Finnish ice hockey player (born 1983)

Hannu Pikkarainen (born October 13, 1983) is a Finnish professional ice hockey defenceman currently an unrestricted free agent who most recently played for the Iserlohn Roosters of the Deutsche Eishockey Liga (DEL).

==Playing career==
Pikkarainen is a product of Helsinki-based club HIFK and made his professional debut with the club in the SM-liiga during the 2002–03 season. He left HIFK to play in the American Hockey League with the Hartford Wolf Pack during the 2006-07 season. Pikkarainen saw action in seven AHL contests and played in eleven games for ECHL's Charlotte Checkers that year before returning to HIFK the following season. After another two years with HIFK, he embarked on a journeyman career including stints in the Swedish Hockey League with Modo Hockey, Skellefteå AIK, Leksands IF, two stints in the Kontinental Hockey League with HC Dynamo Minsk and Medvescak Zagreb and a stop at TPS in the Finnish Liiga, before joining back HIFK.

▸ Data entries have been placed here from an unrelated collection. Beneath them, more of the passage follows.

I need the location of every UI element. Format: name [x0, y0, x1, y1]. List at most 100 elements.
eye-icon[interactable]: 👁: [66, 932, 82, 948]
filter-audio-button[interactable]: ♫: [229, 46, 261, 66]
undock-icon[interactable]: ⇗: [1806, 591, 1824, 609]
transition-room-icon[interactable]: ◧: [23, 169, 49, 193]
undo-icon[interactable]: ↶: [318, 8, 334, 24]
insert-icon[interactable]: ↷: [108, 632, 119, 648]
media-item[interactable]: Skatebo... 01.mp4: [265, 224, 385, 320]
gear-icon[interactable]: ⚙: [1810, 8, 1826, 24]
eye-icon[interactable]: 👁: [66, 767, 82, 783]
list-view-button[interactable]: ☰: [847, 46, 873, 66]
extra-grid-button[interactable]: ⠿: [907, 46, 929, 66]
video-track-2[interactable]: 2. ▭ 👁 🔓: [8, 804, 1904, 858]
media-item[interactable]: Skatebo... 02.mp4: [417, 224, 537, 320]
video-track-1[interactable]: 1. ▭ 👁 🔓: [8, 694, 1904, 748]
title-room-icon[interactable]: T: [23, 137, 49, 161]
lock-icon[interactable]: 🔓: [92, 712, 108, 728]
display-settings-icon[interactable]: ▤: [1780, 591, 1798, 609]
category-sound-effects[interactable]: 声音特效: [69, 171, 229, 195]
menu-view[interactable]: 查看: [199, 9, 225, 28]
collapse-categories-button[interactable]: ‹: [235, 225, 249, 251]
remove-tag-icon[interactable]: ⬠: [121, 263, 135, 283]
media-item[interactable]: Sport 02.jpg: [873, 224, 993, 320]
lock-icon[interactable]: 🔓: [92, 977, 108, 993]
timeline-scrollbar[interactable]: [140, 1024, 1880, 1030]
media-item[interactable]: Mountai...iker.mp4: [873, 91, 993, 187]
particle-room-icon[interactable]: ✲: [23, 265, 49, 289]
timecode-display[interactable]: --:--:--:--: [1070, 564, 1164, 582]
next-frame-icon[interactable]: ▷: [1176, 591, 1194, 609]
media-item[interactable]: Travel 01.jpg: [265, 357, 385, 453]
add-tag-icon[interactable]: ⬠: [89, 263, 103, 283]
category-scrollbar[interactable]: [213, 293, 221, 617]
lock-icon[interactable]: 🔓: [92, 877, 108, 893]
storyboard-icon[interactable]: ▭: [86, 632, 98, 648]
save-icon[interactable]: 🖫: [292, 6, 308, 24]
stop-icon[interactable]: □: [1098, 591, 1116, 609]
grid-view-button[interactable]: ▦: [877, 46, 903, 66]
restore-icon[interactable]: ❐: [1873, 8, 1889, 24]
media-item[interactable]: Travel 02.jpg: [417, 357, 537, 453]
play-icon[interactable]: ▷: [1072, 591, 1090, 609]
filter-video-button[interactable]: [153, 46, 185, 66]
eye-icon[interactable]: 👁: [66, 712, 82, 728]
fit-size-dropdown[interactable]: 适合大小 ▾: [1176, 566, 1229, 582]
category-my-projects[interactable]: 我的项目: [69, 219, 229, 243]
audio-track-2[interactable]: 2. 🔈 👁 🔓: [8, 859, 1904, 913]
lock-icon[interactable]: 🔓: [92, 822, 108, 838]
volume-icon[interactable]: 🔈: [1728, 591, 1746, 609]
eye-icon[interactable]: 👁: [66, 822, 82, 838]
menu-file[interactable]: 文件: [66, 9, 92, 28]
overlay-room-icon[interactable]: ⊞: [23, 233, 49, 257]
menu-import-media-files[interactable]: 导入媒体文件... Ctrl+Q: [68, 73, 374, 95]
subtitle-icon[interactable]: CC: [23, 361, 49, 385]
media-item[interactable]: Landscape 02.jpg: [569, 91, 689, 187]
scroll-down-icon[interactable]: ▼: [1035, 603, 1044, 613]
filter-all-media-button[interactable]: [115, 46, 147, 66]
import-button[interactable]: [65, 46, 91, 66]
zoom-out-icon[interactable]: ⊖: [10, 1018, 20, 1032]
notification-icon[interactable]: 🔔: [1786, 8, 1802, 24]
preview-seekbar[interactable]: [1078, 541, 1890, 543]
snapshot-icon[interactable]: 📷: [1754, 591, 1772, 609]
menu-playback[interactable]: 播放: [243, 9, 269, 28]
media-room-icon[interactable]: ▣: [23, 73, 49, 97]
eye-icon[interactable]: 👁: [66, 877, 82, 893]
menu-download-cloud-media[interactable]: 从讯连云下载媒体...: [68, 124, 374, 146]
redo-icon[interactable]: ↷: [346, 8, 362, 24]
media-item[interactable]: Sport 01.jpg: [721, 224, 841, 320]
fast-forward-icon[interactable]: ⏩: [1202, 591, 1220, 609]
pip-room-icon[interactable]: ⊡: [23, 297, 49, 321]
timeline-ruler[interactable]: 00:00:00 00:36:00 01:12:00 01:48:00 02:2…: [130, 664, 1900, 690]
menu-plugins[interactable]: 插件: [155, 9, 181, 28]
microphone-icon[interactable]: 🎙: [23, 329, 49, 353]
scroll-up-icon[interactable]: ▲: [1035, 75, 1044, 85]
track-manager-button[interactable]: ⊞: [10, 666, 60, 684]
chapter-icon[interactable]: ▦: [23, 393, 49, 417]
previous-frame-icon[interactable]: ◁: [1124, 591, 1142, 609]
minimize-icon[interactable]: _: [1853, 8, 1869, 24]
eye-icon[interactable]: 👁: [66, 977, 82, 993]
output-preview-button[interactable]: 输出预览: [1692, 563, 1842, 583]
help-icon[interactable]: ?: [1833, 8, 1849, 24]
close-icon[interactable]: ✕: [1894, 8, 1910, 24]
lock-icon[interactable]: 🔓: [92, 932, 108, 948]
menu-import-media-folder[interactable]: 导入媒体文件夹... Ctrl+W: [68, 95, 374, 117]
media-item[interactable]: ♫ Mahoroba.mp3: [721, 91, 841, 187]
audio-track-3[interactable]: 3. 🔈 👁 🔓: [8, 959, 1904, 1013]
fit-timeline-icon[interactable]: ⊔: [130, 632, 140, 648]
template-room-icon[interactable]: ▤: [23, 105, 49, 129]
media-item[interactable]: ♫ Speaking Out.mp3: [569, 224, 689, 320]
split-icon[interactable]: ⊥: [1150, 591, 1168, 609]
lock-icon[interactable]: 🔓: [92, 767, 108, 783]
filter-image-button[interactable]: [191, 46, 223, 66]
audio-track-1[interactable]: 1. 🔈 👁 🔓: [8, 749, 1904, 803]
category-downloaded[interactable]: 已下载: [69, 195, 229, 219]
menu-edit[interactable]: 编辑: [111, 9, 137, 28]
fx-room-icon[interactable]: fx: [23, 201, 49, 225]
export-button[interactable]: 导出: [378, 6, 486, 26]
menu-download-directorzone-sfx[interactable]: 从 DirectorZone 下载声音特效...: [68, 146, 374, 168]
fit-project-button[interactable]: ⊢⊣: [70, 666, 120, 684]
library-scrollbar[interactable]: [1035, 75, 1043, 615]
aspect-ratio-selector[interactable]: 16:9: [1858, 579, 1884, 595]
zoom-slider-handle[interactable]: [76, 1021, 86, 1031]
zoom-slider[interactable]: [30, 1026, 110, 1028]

On May 29, 2015, Pikkarainen concluded his third stint with HIFK and signed a one-year deal with German club Schwenninger Wild Wings. When his contract was up, he agreed to terms with fellow DEL side Iserlohn Roosters inking a deal for the 2016–17 season. In 41 games with the Roosters, Pikkarainen contributed with 2 goals and 18 points as Iserlohn finished out of playoff contention. On March 3, 2017, it was announced that his contract would not be renewed.

==Criminal convictions==
In 2022 Pikkarainen was convicted of aggravated rape and sentenced to 2 years imprisonment. In 2025 the Supreme Court of Finland confirmed the rape conviction and sentenced Pikkarainen to 1 year 9 months imprisonment.